Last time he led her through the forest all day and night, through clearings and trees dense as bristle, looking round with eyes as quick as a bird's. He was searching for something, hour after hour, and only faintness drove him at last to follow the trail of pebbles he'd laid home.
Sure enough, next day the stepmother takes them into the forest "to cut wood." For the sake of peace, Gretel goes to sleep by the fire as she's told, and conjures a few tears when she wakes and Hansel tells her the birds ate the breadcrumb trail he left.
"Don't cry," he says, but his face is alive with a wicked joy. He is as wild at heart as the beasts of the forest, and he is glad to be lost out here. Maybe that's all he's been looking for--a place to make his den or his nest, and live under the sun and rain and forget he ever had a human soul.
They roam about the whole night and the next day, eating berries and drinking from leaves, growing colder and hungrier and hardly resting. This time, Gretel thinks, they may lay down in the forest and never get up.
But the next day they come to a clearing where the light is all gold and green, and in it stands a cottage made of sugar and flour. Inside there is a witch, but Gretel knows by looking at her she is weakening--her skin is dry and drooping, and her eyes are dull. A good meal will see her right, she says, but she barely has the strength to shut Hansel in the cage for fattening, and Gretel carries water and wood and sweeps only out of kindness. The witch dozes half the day in her frowsy bed.

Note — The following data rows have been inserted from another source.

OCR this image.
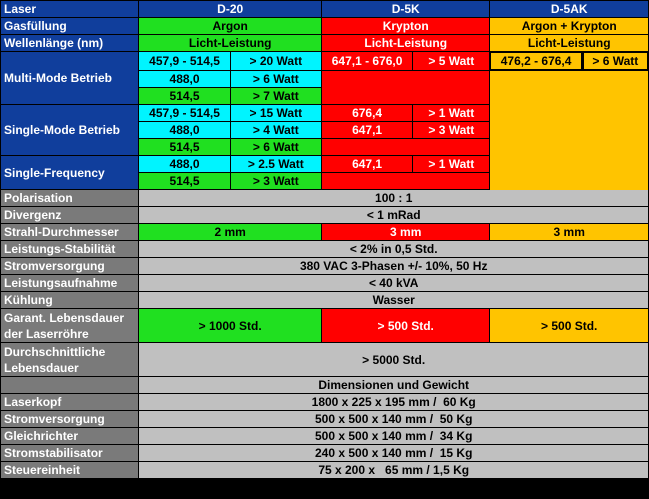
Laser	D-20		D-5K		D-5AK	
Gasfüllung	Argon		Krypton		Argon + Krypton	
Wellenlänge (nm)	Licht-Leistung		Licht-Leistung		Licht-Leistung	
Multi-Mode Betrieb	457,9 - 514,5	> 20 Watt	647,1 - 676,0	> 5 Watt	476,2 - 676,4	> 6 Watt
	488,0	> 6 Watt				
	514,5	> 7 Watt				
Single-Mode Betrieb	457,9 - 514,5	> 15 Watt	676,4	> 1 Watt		
	488,0	> 4 Watt	647,1	> 3 Watt		
	514,5	> 6 Watt				
Single-Frequency	488,0	> 2.5 Watt	647,1	> 1 Watt		
	514,5	> 3 Watt				
Polarisation	100 : 1					
Divergenz	< 1 mRad					
Strahl-Durchmesser	2 mm		3 mm		3 mm	
Leistungs-Stabilität	< 2% in 0,5 Std.					
Stromversorgung	380 VAC 3-Phasen +/- 10%, 50 Hz					
Leistungsaufnahme	< 40 kVA					
Kühlung	Wasser					
Garant. Lebensdauer der Laserröhre	> 1000 Std.		> 500 Std.		> 500 Std.	
Durchschnittliche Lebensdauer	> 5000 Std.					
	Dimensionen und Gewicht					
Laserkopf	1800 x 225 x 195 mm /  60 Kg					
Stromversorgung	500 x 500 x 140 mm /  50 Kg					
Gleichrichter	500 x 500 x 140 mm /  34 Kg					
Stromstabilisator	240 x 500 x 140 mm /  15 Kg					
Steuereinheit	75 x 200 x   65 mm / 1,5 Kg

"Is this what you wanted?" she asks Hansel one night, as she sits by his cage. "Was it worth it?"
"When we kill her," Hansel says, "we'll have the cottage, and all her power, and never go hungry or be pushed around again." His face, lit by firelight and striped with shadows from the bars of the cage, is curiously peaceful.
But Gretel, leaning back in the creaking rocking chair, sees no need to do anything at all. The witch is quiet. Her brother is caged. The forest is vast. The cottage is already hers.
The End
This story was first published on Wednesday, October 12th, 2022


Author Comments

Lately I've been trying to write short short stories. I think fairy tale retellings can work very well at this length because the reader already knows what's going to happen, so a flash piece can take a sideways look at an old story. It was fun to write from Gretel's perspective. Like most lovers of fairy tales, probably, I always wonder what the quiet characters are thinking.